いずれのデータでも、継続時間は2秒程度だが極めて明るく輝く閃光が記録されていた。私たちの実施した初期解析によれば、ピーク時の閃光の輝度はこれまでに観測された同様の閃光と比較して数倍から10倍ほど明るいと推定される。過去に地上から観測された木星の閃光は、直径にして5mから30mのサイズを持った天体が木星大気に突入して発生したと考えられている。つまり今回、これまでよりも大きな天体が衝突した可能性がある。

閃光が発生した瞬間の木星。アマチュア観測家5名からご提供いただいた動画データを使用して作成。画像クリックで表示拡大((c) 有松 亘(京都大学)、石橋 力、大杉忠夫、大田 聡、関根正道、冨田安明)

【感想】
&Buzzとしては、今回の木星の閃光現象の観測は非常に貴重であり、アマチュア天文家の皆さんの熱心な観測と協力が垣間見えます。木星の閃光は極めて稀な現象であり、今回の観測はこれまでにない規模の同時観測数を達成しました。さらに、閃光の明るさや時間変動から得られるデータの解析方法も進化し、衝突天体の質量や衝突角度などに関する新たな知見が得られる可能性があります。

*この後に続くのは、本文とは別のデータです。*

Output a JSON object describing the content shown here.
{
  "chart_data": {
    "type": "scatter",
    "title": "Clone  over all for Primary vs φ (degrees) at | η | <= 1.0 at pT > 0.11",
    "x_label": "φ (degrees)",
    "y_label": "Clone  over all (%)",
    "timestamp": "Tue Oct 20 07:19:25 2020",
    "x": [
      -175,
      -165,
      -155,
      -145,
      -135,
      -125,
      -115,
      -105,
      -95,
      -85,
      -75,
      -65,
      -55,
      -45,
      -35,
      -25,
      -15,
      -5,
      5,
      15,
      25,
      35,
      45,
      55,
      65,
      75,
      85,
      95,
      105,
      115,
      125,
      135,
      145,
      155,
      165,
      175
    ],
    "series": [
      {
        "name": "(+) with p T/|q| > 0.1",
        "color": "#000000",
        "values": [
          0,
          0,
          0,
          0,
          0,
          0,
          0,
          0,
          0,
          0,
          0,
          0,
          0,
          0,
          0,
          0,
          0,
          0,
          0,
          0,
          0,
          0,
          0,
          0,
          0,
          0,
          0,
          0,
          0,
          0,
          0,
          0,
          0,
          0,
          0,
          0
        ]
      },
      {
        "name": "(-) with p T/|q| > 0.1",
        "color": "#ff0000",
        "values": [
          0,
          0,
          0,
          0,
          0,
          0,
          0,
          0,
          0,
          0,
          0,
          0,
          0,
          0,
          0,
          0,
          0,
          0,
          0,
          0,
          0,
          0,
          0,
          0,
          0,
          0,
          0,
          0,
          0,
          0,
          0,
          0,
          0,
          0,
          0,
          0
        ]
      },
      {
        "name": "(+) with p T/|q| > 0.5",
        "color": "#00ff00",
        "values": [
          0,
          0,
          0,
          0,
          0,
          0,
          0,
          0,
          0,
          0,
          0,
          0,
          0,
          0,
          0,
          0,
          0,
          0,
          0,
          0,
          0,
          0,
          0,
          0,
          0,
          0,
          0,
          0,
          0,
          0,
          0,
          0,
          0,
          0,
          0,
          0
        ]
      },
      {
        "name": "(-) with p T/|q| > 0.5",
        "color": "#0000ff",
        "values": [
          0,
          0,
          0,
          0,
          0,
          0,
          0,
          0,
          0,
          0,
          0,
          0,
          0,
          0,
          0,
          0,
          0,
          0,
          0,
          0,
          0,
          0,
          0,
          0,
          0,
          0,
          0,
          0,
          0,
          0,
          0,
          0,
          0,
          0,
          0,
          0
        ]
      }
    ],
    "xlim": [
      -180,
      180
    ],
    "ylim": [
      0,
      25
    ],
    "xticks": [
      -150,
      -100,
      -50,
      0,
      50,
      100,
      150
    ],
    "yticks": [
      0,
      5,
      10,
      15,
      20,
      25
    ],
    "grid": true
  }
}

木星の閃光現象は未解明な部分が多く、今後の研究を通じて解明が進むことを期待しています。&Buzzとしては、アマチュア天文家の皆さんの観測や報告を積極的にサポートし、木星の閃光現象の研究に貢献していきたいと考えています。木星の閃光に関する情報や観測データは、筆者のX(旧Twitter)アカウント@OASES_miyakoまたはEメール:arimatsu.ko.6x@kyoto-u.ac.jpにお送りいただければ幸いです。また、星ナビ2023年11月号(10月5日発売)でも、この閃光現象について詳しく解説する予定です。今後の木星の閃光現象に注目し、アマチュア天文家の皆さんの活躍を見守っていきたいと思います。

この &Buzzニュースは、Astroarts.co.jpのニュースをAndbuzzが独自にまとめたもの。